Sonny Mehta, the chairman of the Knopf Publishing Group at Random House Inc., which has published more than a third of the 58 books chosen for Oprah's Book Club, said the book club had "brought the act of reading home to people in a way that publishers have not always been successful at doing."

"The fact that she had 300,000 people reading William Faulkner over the summer - she should be given a cabinet post," he added.

But Ms. Winfrey's recent emphasis on classics has contributed to a drop in her book club's popularity, said Kathleen Rooney, the author of "Reading With Oprah: The Book Club That Changed America" (University of Arkansas Press, 2005).

"There wasn't the widespread enthusiasm that was evident when she was picking contemporary fiction and nonfiction" for the club, Ms. Rooney said.

That led a group of mostly female writers to send a petition to Ms. Winfrey this year, asking her to return to her advocacy of contemporary writing and citing evidence that sales of fiction began to drop about the time her book club went on hiatus in 2002.

Meg Wolitzer, a novelist who was one of the early signers of the petition, said Ms. Winfrey's effect on authors, particularly novelists, "was to make us feel relevant," whether they were chosen for the club or not.

"To have somebody with a really loud mouth and a lot of power saying to people, 'You need to read this,' is important," she added.

Ms. Winfrey said she was aware of the petition and was moved by it. When she stopped choosing contemporary books, Ms. Winfrey said she was struggling to find enough titles that she felt compelled to share with her viewers, a statement that angered many publishers. But the change also followed by a few months a highly public quarrel with Jonathan Franzen, whose novel "The Corrections" was chosen by Ms. Winfrey in September 2001.

After Mr.
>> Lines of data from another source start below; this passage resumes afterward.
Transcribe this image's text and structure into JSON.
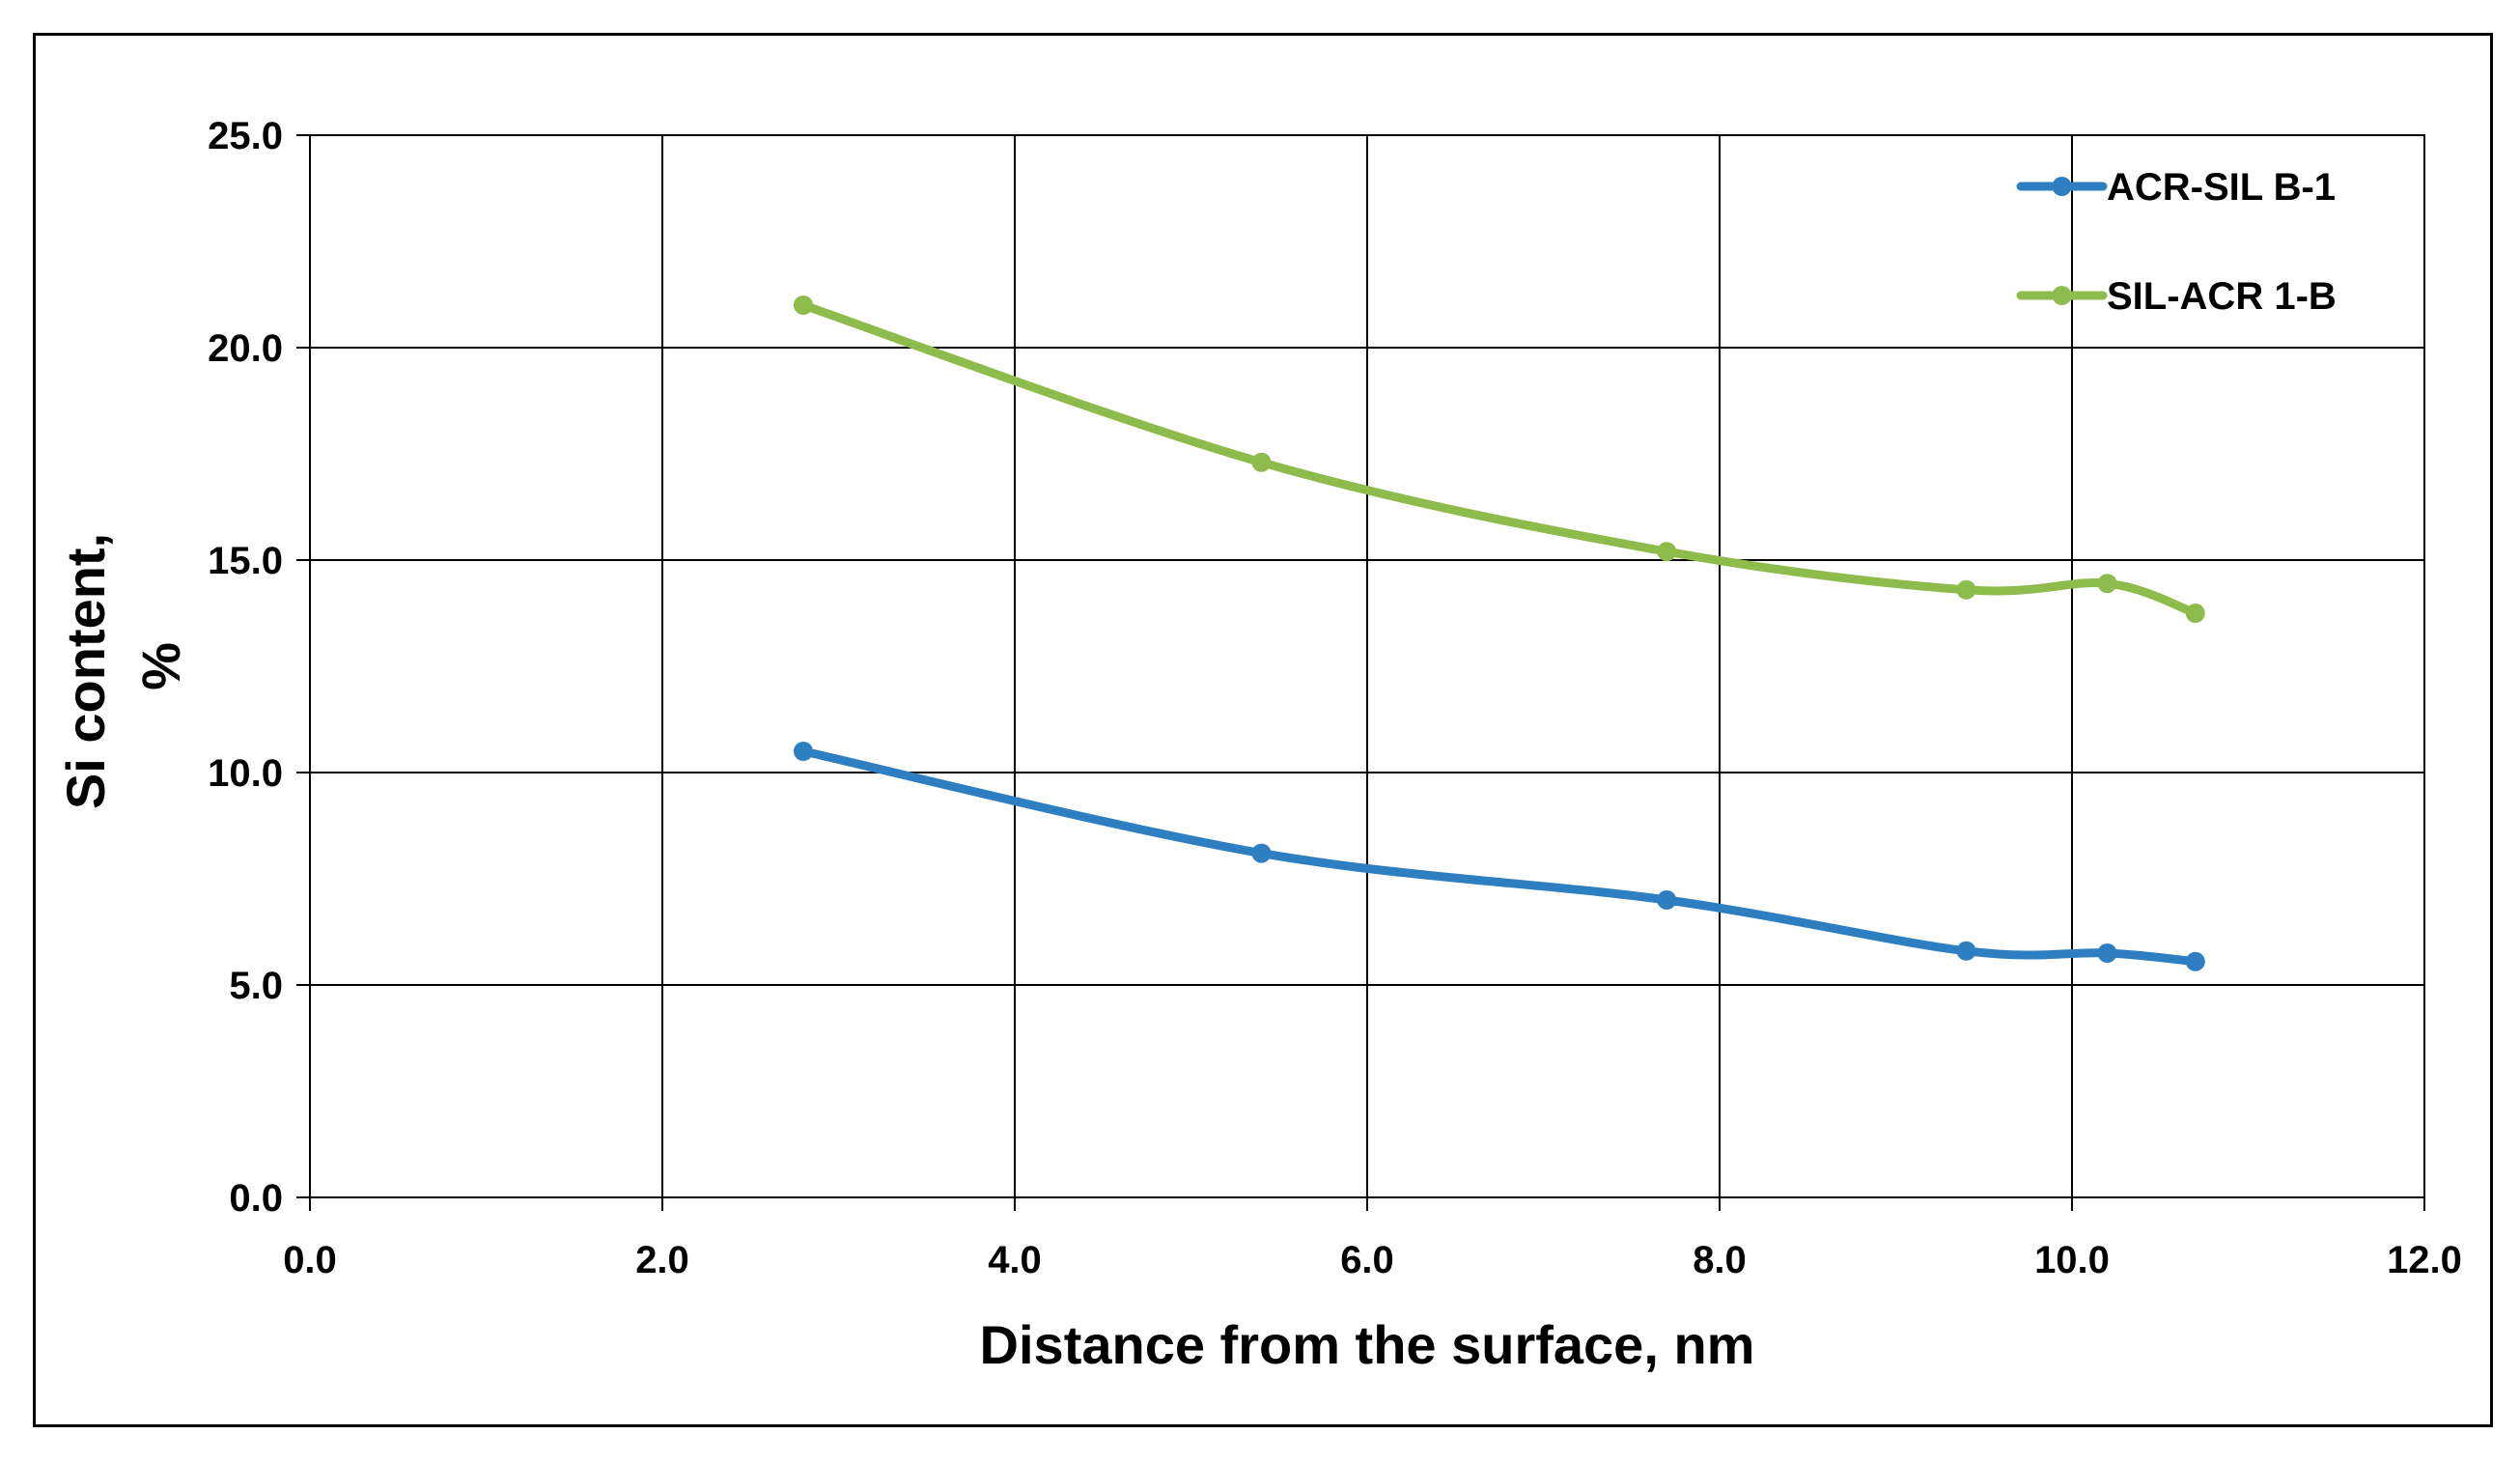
{
  "chart_data": {
    "type": "line",
    "title": "",
    "xlabel": "Distance from the surface, nm",
    "ylabel_line1": "Si content,",
    "ylabel_line2": "%",
    "xlim": [
      0,
      12
    ],
    "ylim": [
      0,
      25
    ],
    "x_ticks": [
      0,
      2,
      4,
      6,
      8,
      10,
      12
    ],
    "y_ticks": [
      0,
      5,
      10,
      15,
      20,
      25
    ],
    "x_tick_labels": [
      "0.0",
      "2.0",
      "4.0",
      "6.0",
      "8.0",
      "10.0",
      "12.0"
    ],
    "y_tick_labels": [
      "0.0",
      "5.0",
      "10.0",
      "15.0",
      "20.0",
      "25.0"
    ],
    "grid": true,
    "legend_position": "top-right",
    "smooth": true,
    "series": [
      {
        "name": "ACR-SIL B-1",
        "color": "#2e7fc1",
        "x": [
          2.8,
          5.4,
          7.7,
          9.4,
          10.2,
          10.7
        ],
        "y": [
          10.5,
          8.1,
          7.0,
          5.8,
          5.75,
          5.55
        ]
      },
      {
        "name": "SIL-ACR 1-B",
        "color": "#8dbb4c",
        "x": [
          2.8,
          5.4,
          7.7,
          9.4,
          10.2,
          10.7
        ],
        "y": [
          21.0,
          17.3,
          15.2,
          14.3,
          14.45,
          13.75
        ]
      }
    ]
  }
}
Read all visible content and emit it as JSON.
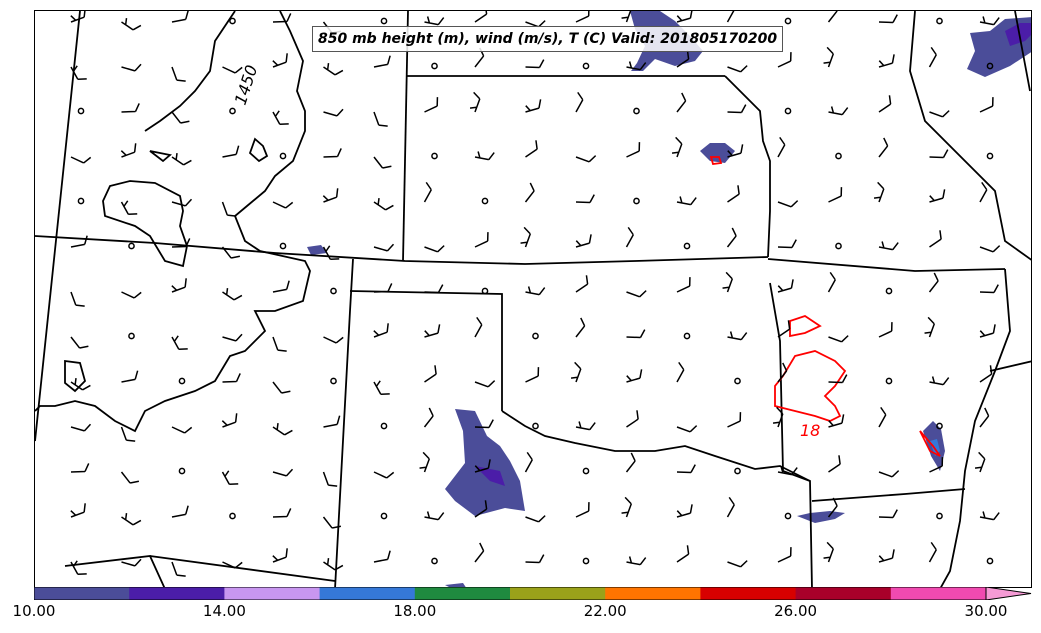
{
  "title": "850 mb height (m), wind (m/s), T (C) Valid: 201805170200",
  "contour_labels": {
    "height": "1450",
    "temperature": "18"
  },
  "colorbar": {
    "min": 10,
    "max": 30,
    "tick_labels": [
      "10.00",
      "14.00",
      "18.00",
      "22.00",
      "26.00",
      "30.00"
    ],
    "tick_values": [
      10,
      14,
      18,
      22,
      26,
      30
    ],
    "colors": [
      "#4b4d99",
      "#4b1da8",
      "#c896f0",
      "#3578d8",
      "#1f8a3f",
      "#9aa21a",
      "#ff7400",
      "#d80000",
      "#a8002a",
      "#f04ab0",
      "#f59bd5"
    ]
  },
  "colors": {
    "state_lines": "#000000",
    "height_contour": "#000000",
    "temperature_contour": "#ff0000"
  }
}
Franzen made public comments suggesting that her choices were unsophisticated and appealed mainly to women, she revoked an invitation for him to appear on her show.

Ms. Winfrey dismissed the notion that his remarks influenced her decision to drop the book club. "Jonathan Franzen was not even a blip on the radar screen of my life," she said. "I didn't think one day about it."

Mr. Frey, whose memoir was published by Anchor Books, said he received a call about a month ago asking if he would appear on a show about drug rehabilitation. After he accepted, Ms. Winfrey got on the phone and told him her intention to recommend the book.

"I was shocked and thrilled and had this sort of amazing and surreal moment," he said.

Mr. Frey and Ms. Winfrey then conspired to have Mr. Frey's mother, who he said had given him copies of many of Ms. Winfrey's picks in the past, in the audience for yesterday's show. When Ms. Winfrey started talking about her son's book, the author's mother started to scream, "That's my son!"